A revolutionary scheme has been unveiled to turn Spitalfields back to its ‘baroque’ heyday of silk-weavers cottages and alleys.

Campaigners in London’s East End battling to save the neighbourhood from developers have drawn up alternative proposals based around the Old Spitalfields Market—inspired by Rome.

Their plans recreate the 18th century Shepherd’s Arch destroyed in the Blitz, with a pedestrian square opposite Nicholas Hawksmoor’s 1720 Christ Church and an arcade of shops with classical colonnades. The narrow streets and alleys that Spitalfields is famous for would be kept.

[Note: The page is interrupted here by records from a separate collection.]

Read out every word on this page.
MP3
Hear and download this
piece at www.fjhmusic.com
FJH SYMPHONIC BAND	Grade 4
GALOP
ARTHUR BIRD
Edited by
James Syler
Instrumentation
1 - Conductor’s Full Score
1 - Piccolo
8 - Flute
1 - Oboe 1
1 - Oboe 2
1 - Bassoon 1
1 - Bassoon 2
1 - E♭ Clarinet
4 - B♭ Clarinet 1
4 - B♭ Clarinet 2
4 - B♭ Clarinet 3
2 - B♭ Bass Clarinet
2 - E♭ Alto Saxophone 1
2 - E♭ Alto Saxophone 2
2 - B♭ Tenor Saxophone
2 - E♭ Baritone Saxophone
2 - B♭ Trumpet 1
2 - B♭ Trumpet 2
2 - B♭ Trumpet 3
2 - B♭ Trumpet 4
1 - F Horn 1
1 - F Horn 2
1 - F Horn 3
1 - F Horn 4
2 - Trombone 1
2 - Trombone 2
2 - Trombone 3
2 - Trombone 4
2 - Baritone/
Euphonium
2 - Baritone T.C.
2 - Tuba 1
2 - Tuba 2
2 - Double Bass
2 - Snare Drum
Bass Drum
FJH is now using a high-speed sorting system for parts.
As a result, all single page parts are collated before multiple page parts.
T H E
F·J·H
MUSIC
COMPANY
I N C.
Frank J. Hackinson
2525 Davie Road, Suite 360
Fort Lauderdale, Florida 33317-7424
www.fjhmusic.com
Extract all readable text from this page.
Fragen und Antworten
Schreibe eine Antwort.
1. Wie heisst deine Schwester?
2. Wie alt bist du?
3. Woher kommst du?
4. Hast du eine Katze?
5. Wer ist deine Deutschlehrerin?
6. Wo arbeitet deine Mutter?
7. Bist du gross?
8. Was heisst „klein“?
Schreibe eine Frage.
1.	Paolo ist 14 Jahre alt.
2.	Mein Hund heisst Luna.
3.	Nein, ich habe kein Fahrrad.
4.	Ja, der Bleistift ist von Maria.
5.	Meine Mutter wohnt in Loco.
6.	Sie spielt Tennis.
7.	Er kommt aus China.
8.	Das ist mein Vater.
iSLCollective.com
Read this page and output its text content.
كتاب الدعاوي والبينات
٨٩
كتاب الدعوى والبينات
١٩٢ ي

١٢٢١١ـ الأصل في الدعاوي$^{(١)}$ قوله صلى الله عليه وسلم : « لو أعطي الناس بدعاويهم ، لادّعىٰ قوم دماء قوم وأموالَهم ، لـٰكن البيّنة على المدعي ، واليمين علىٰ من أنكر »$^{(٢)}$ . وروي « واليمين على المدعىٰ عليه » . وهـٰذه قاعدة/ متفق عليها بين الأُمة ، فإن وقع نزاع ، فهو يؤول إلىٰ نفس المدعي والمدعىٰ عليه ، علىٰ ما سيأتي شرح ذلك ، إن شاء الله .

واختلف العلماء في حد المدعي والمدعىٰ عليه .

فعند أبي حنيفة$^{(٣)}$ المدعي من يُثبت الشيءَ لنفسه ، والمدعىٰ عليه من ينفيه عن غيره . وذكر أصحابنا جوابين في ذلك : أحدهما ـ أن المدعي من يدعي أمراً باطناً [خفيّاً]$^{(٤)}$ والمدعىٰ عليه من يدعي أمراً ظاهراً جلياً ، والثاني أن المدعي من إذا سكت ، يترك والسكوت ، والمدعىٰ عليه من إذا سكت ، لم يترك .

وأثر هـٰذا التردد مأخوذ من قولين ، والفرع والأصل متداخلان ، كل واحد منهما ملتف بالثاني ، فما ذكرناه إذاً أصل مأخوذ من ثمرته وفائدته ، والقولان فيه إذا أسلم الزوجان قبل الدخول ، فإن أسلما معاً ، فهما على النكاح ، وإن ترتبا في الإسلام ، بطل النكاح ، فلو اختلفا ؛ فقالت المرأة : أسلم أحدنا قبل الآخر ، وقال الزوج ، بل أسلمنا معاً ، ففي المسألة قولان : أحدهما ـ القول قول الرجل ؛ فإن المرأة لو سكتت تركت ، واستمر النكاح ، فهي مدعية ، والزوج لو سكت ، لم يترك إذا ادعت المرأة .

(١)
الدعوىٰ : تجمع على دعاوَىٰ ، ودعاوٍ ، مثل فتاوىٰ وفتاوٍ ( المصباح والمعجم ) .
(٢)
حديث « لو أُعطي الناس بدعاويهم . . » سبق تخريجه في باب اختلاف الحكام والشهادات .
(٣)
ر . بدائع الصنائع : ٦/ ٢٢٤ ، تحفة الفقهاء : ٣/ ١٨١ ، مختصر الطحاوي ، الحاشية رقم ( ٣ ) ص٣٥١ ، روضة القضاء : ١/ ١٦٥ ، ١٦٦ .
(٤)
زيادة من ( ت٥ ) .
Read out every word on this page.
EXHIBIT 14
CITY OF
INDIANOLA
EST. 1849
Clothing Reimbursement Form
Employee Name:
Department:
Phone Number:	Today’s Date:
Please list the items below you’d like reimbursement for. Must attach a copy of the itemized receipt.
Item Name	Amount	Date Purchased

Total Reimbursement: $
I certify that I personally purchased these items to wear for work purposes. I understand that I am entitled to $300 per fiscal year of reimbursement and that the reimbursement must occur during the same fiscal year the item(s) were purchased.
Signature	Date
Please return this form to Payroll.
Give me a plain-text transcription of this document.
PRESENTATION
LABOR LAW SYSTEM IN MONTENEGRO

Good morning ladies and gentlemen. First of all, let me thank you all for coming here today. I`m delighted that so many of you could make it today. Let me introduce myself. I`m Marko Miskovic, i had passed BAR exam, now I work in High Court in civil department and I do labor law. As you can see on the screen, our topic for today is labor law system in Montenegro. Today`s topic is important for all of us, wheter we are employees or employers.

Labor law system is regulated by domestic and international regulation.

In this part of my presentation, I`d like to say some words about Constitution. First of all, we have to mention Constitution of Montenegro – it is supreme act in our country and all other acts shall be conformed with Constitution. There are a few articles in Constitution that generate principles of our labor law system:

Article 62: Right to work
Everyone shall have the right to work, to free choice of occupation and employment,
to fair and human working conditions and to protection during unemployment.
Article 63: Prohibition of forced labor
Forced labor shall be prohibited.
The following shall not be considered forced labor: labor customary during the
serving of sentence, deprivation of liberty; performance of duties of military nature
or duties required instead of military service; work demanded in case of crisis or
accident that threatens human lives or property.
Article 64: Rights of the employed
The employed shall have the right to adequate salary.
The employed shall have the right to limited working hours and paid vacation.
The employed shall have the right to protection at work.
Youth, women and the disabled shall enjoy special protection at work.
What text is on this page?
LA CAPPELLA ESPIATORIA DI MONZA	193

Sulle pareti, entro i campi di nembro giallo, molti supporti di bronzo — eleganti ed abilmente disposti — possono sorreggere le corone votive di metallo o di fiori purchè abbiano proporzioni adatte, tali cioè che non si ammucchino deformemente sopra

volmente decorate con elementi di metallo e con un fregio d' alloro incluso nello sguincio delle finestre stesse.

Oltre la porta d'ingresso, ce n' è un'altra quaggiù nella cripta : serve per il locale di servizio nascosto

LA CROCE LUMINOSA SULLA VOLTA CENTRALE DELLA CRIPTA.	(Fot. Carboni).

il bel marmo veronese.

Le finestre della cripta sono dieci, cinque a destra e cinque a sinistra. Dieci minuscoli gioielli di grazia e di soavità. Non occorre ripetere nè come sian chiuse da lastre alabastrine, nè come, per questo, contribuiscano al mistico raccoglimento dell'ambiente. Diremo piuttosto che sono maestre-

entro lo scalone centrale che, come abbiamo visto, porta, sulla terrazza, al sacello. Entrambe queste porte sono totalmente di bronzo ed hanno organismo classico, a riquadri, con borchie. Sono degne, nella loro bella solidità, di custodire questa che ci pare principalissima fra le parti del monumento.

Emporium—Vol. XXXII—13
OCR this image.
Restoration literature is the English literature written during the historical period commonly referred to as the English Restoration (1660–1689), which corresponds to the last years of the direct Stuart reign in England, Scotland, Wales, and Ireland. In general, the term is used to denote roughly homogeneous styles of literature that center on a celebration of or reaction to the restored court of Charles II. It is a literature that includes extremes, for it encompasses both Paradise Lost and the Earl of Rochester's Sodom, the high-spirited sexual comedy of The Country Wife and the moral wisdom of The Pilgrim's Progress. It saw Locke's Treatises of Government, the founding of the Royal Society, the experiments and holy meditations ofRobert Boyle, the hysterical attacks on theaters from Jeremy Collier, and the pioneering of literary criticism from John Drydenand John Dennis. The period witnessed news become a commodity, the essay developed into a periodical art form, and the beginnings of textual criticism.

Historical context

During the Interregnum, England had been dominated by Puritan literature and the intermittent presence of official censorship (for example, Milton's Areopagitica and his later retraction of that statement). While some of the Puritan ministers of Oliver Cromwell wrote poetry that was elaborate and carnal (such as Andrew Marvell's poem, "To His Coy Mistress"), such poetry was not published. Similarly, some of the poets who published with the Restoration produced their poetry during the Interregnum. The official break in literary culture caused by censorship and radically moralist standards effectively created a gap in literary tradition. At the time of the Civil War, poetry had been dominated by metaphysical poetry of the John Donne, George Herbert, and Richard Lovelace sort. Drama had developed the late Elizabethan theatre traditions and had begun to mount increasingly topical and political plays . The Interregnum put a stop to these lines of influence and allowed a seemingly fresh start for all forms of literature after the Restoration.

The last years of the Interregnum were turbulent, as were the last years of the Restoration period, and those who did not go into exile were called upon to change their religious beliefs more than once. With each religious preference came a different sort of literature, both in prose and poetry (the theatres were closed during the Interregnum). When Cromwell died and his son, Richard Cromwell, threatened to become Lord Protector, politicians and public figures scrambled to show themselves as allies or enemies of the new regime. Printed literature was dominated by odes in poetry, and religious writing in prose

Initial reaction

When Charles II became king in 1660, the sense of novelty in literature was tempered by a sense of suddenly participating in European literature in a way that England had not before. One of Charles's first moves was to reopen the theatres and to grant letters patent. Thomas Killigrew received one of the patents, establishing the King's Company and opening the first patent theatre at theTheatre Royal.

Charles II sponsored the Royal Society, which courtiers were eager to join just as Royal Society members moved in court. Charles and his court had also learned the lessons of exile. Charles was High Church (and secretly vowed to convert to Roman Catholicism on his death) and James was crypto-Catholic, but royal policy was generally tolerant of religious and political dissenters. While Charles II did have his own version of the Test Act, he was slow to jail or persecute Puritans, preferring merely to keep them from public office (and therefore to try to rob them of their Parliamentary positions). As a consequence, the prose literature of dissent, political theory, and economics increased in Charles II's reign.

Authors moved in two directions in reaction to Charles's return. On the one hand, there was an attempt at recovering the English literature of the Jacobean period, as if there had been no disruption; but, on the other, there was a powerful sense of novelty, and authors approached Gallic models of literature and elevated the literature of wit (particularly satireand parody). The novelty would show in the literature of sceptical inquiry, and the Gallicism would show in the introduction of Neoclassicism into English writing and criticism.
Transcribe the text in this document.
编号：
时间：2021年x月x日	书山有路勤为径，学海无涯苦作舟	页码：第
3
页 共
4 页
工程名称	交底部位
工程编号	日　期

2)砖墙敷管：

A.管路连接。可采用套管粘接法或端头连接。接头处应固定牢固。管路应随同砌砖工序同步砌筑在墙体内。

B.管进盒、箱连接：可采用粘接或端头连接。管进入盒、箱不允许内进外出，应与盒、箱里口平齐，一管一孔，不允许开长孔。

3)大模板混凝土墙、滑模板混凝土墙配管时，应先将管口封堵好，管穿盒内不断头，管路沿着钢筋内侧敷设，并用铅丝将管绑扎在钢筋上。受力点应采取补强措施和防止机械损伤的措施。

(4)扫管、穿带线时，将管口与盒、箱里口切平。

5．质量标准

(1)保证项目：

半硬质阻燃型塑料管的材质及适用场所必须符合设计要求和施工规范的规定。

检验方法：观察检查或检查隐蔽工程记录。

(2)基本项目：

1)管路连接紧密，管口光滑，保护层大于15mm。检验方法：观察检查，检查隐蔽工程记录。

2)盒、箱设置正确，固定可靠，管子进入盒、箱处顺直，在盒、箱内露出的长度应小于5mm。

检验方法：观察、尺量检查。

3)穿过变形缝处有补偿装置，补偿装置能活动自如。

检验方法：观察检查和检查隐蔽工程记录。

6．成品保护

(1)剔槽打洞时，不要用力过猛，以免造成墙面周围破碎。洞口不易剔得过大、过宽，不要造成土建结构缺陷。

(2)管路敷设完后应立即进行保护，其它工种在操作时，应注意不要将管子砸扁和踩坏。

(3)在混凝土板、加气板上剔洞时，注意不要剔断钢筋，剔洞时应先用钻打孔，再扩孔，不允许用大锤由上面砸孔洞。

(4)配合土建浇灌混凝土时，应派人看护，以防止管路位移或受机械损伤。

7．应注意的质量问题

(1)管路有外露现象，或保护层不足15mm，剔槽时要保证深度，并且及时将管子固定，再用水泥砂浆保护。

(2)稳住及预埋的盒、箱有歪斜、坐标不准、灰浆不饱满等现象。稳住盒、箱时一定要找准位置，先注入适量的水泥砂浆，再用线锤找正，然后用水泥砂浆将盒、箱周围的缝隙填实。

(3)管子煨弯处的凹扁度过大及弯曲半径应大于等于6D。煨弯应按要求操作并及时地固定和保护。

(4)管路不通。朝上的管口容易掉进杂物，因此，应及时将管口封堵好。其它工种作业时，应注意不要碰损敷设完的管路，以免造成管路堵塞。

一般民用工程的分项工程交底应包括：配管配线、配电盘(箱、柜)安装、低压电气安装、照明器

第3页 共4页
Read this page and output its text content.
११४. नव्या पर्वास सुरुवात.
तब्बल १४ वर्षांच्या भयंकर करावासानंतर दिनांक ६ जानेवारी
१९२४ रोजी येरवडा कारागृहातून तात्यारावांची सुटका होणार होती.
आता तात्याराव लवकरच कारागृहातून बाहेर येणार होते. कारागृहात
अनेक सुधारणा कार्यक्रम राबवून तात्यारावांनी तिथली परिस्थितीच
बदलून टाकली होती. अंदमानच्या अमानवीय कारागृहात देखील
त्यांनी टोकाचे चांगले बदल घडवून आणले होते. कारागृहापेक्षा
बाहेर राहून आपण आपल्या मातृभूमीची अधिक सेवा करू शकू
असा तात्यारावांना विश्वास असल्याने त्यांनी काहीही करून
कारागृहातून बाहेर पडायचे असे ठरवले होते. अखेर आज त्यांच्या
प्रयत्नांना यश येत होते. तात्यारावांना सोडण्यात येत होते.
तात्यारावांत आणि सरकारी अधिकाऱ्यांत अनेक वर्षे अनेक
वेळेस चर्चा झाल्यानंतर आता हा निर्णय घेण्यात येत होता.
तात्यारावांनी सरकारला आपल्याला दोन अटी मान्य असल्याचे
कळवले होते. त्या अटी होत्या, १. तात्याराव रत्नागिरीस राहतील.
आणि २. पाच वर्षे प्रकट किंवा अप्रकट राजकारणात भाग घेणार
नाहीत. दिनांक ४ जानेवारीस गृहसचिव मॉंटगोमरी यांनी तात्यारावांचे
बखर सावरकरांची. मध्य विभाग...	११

TV historian Dan Cruickshank, a key figure in the scheme, told the Advertiser: “We’re trying to sustain Spitalfields’ historic character and retain Dorset Street with its traditional architecture, while developers just want to obliterate it.”

The developers, Exemplar, had proposed offices and shops on the site of the Fruit & Wool Exchange and White Row multi-story car-park opposite—but with no housing, which has been turned down by Tower Hamlets council.

Now a joint enterprise by Spitalfields Historic Building Trust and Spitalfields Community Group has called on Paul Johnston, a professional architect in Cheshire Street, off Brick Lane, to draw up the alternative scheme in detail.

He envisages a new Patternoster Lane and streets that have been lost in history, while opening up Dorset Street which has been reduced to a service road.

“Our plans based on the 1894 Ordnance Survey revert to a street pattern that’s much older,” he revealed. “We’ve measured the width of Dorset Street and Whites Row and are holding to those dimensions.”

Paul uses Rome for inspiration because he sees Hawksmoor’s Christ Church as Britain’s best example of baroque architecture which began in Italy. Housing, studios, workshops and apartments will line Dorset Street and White’s Row with commercial elements at upper levels on each side.

Shepherd’s Arch is the jewel in the crown. Walk from Liverpool Street into Middlesex Street, through Artillery Passage and across Crispin Street and the casual visitor would be greeted by the arch enticing them towards Christ Church, then onto Brick Lane.

Peter Boisseau takes this route every day.

“I step outside my front and my spiritual batteries are recharged,” he says. “Walking round corners with their odd views and old charm, the nooks and crannies, all make it special.

“But the developers want to remove everything that makes Spitalfields unique and replace these sound buildings with a mammoth, soul-sucking office block with a lifeless personality.”

The campaigners have already won the first round in the battle to save “the heart and soul of Spitalfields” after Tower Hamlets last month rejected Exemplar’s plans for an offices-and-shops multi-complex that would have obliterated Dorset Street.